Our client, a leading global trading firm, is seeking an Execution Trader / Quant to assist one of their leading Portfolio Managers and help grow the desk and maintain their excellent performance through 2024. With a commitment to innovation, cutting-edge technology, and a deep understanding of the Commodities (Ags) markets, they have consistently maintained a prominent position in the industry.
We are seeking a highly skilled and motivated Execution Trader / Quant with a deep market knowledge of the Ags market to join our client's dynamic team. The successful incumbent will play a crucial role in optimizing trading strategies, enhancing risk management processes, and contributing to the firm's overall success in the commodities market.
- Quantitative Modeling: Develop and implement advanced quantitative models for analyzing and predicting price movements, market trends, and risk factors in the agricultural commodities space.

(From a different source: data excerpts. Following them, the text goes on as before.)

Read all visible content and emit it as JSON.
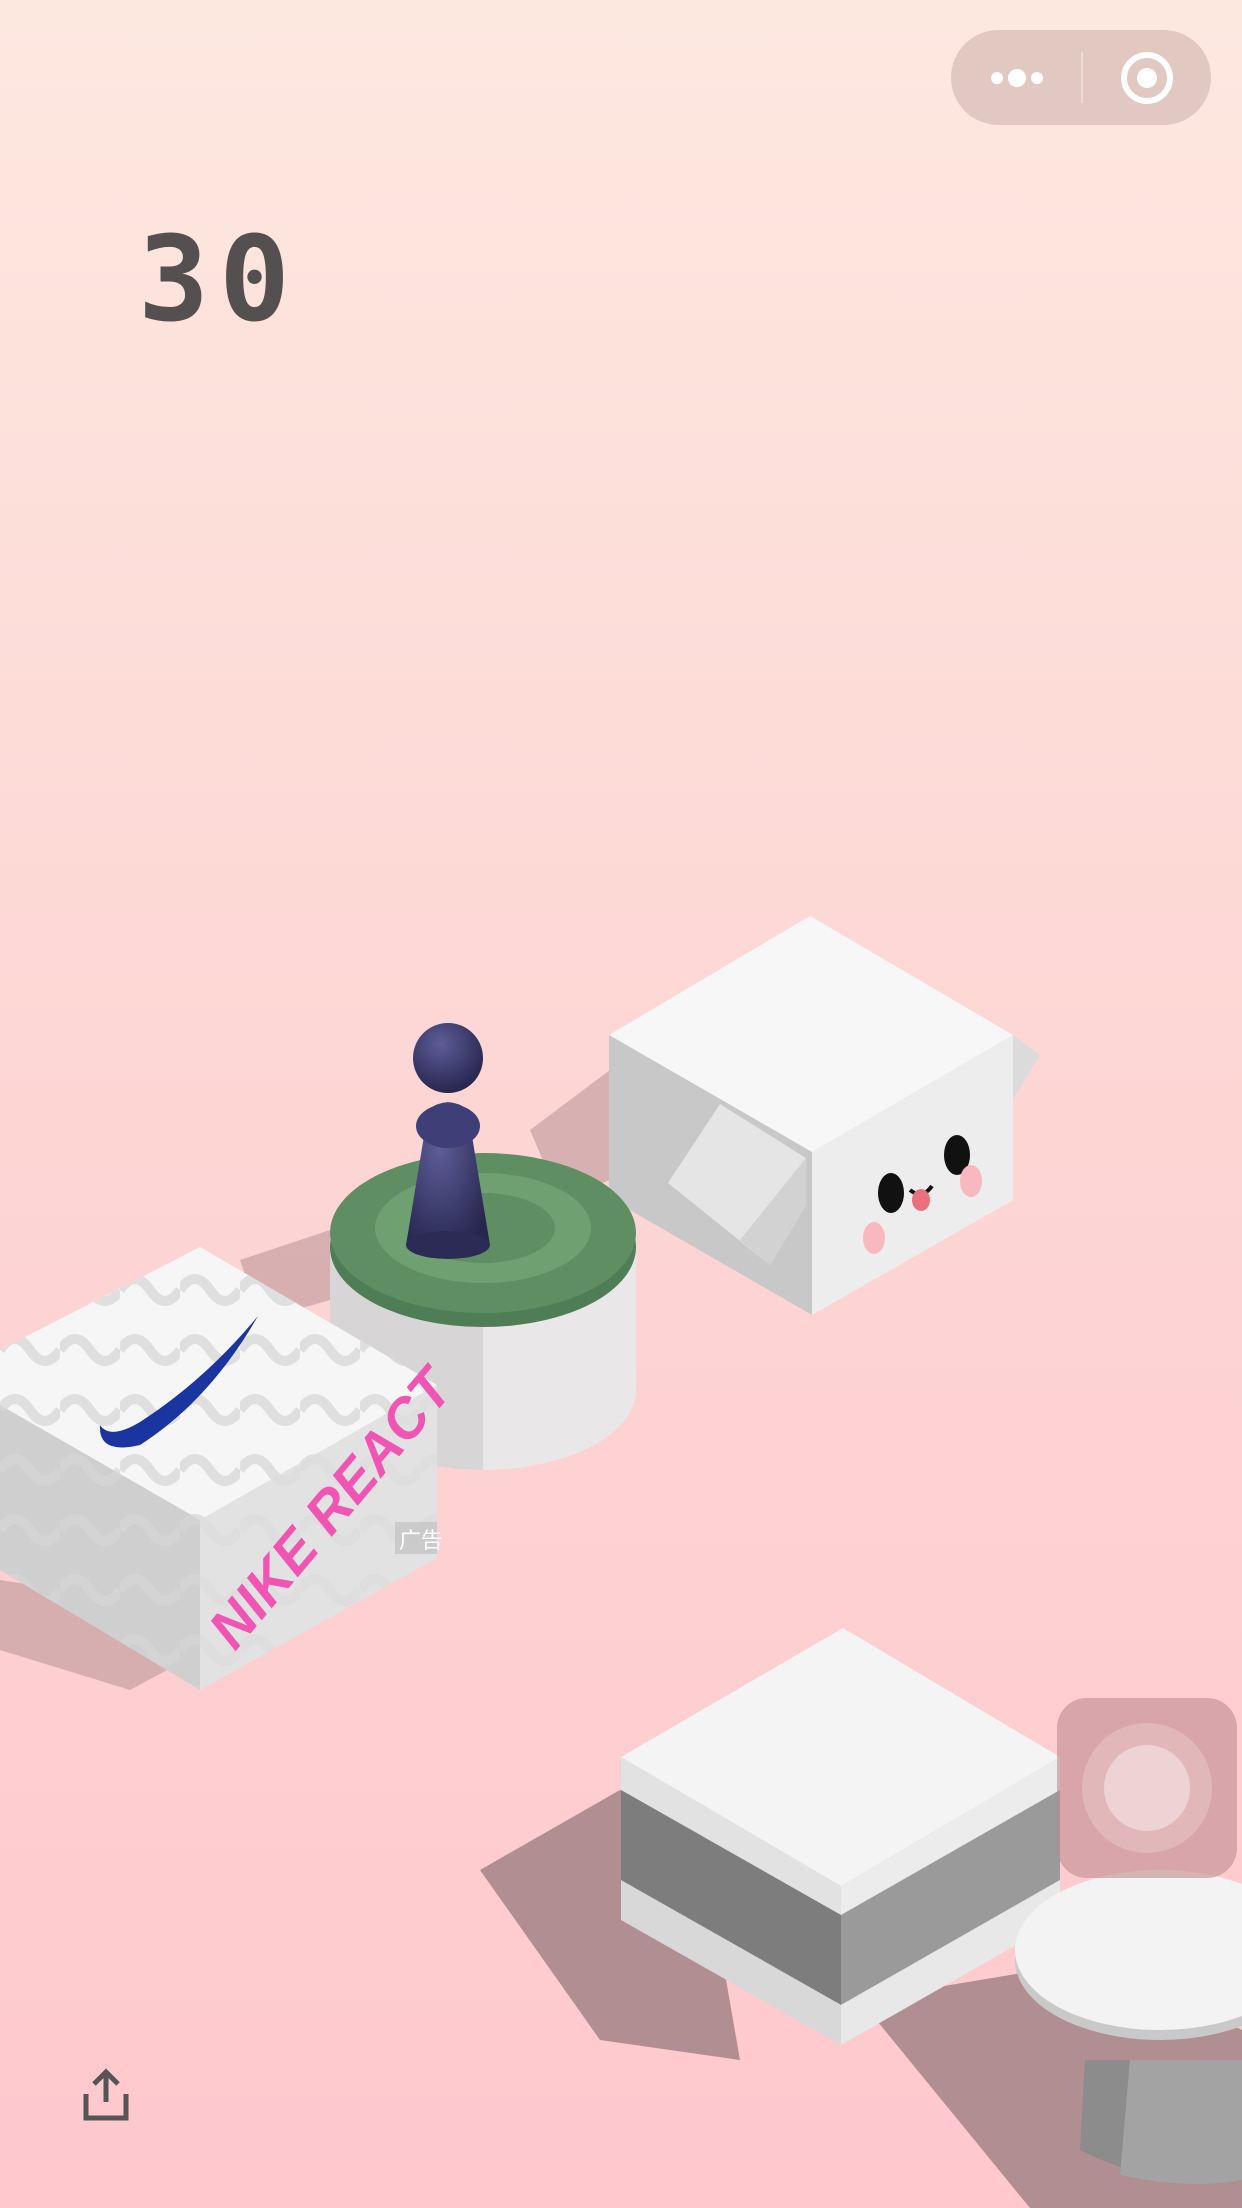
{
  "hud": {
    "score": "30"
  },
  "capsule": {
    "more_icon": "more-dots-icon",
    "close_icon": "target-close-icon"
  },
  "ad_box": {
    "brand_text": "NIKE REACT",
    "ad_label": "广告"
  },
  "toolbar": {
    "share_icon": "share-icon"
  },
  "controls": {
    "joystick_icon": "joystick-knob-icon"
  },
  "colors": {
    "bg_top": "#fde8e0",
    "bg_bottom": "#fec8cd",
    "player": "#3a3a70",
    "green_platform": "#5f8e62",
    "ad_text": "#f055b4",
    "swoosh": "#1a35a0",
    "score_text": "#555050"
  }
}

- Algorithmic Trading: Design, test, and optimize algorithmic trading strategies to maximize profitability while managing risk effectively. Collaborate with cross-functional teams to integrate quantitative models into trading systems.
- Market Analysis: Conduct in-depth research on global agricultural markets, staying abreast of relevant economic, geopolitical, and environmental factors that may impact commodity prices. Provide insights and recommendations based on quantitative analysis.
- Risk Management: Work closely with risk management teams to enhance risk models and ensure compliance with risk limits. Develop tools and methodologies for assessing and mitigating trading risks associated with agricultural commodities.
- Execution Strategy: Implement and refine execution strategies to improve trading efficiency and reduce transaction costs. Monitor and optimize trade execution processes to achieve optimal outcomes.
- Data Analysis: Utilize large datasets to extract meaningful insights and identify patterns that can inform trading decisions. Collaborate with data scientists and analysts to continuously enhance data-driven approaches.
- Collaboration: Collaborate with cross-functional teams, including traders, researchers, and technology experts, to integrate quantitative solutions seamlessly into the trading infrastructure.
- Educational Background: Advanced degree in a quantitative field such as Finance, Mathematics, Statistics, or a related discipline.
- Experience: Proven experience working in a quantitative role within the commodities or financial markets, with a specific focus on agricultural commodities.
- Programming Skills: Proficiency in programming languages such as Python, R, or MATLAB. Experience with relevant quantitative libraries and tools.
- Analytical Skills: Strong analytical and problem-solving skills, with a keen ability to interpret complex data sets and develop actionable insights.
- Market Knowledge: In-depth understanding of global agricultural markets, including factors influencing supply and demand, weather patterns, and geopolitical events.